The New York Buy American Act, which is scheduled to be implemented on April 1, 2018, could prevent Ontario iron from being supplied for New York State public works contracts over $1 million (USD) for surface roads or bridges.
The Texas Buy American Act, enacted on September 1, 2017, requires that all construction contracts awarded by all state government entities require the use of U.S. made iron and steel, with some exceptions.
Bills tabled in the Legislative Assembly of Ontario undergo three readings (votes) before receiving Royal Assent from the Lieutenant Governor and becoming law. Traditionally, between second and third reading, bills are referred to a legislative committee that solicits public feedback on the bill and considers amendments to the bill.
“Ontario is committed to free trade, while maintaining fair procurement practices between our province and the U.S. Our proposed legislation would allow the government to respond when necessary to any unfair actions taken by the U.S. that limit competitiveness for our local business and threaten Ontario jobs.”
— Eleanor McMahon, President of the Treasury Board
“Our government values fairness and opportunity, and we will continue to advocate for open and competitive procurement processes. It is crucial for Ontario’s economic prosperity that we continue working to strengthen and promote our long-standing business relationships.”

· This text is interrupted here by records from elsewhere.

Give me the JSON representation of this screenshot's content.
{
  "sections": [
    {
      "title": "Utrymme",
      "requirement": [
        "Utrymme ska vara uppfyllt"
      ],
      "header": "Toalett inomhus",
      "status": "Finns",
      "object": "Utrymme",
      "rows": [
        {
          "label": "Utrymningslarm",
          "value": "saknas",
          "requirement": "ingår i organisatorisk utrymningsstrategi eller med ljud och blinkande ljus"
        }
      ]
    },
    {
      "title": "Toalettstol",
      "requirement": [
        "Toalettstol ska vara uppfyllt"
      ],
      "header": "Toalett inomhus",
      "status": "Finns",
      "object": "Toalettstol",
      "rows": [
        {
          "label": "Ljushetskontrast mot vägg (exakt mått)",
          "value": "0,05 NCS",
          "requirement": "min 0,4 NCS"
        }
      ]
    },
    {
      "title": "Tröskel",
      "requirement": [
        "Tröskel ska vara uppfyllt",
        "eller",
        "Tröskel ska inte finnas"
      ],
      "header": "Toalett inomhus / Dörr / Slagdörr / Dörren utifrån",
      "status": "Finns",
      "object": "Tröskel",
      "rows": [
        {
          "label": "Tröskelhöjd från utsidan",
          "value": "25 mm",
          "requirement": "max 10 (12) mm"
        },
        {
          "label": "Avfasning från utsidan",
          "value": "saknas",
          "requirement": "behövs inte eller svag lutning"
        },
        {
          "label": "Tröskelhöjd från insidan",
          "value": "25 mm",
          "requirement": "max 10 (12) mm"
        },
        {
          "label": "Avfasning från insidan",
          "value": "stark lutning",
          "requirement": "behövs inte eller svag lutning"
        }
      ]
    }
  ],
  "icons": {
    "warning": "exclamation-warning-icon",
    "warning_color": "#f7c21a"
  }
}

— Steven Del Duca, Minister of Economic Development and Growth
“Open and competitive procurement practices benefit people on both sides of the border. Our government’s priority is to ensure that Ontario businesses and workers have access toother markets and are treated fairly when operating within those markets. Our proposed legislation would achieve that by creating a level playing field between Ontario and U.S. states when it comes to government procurement.”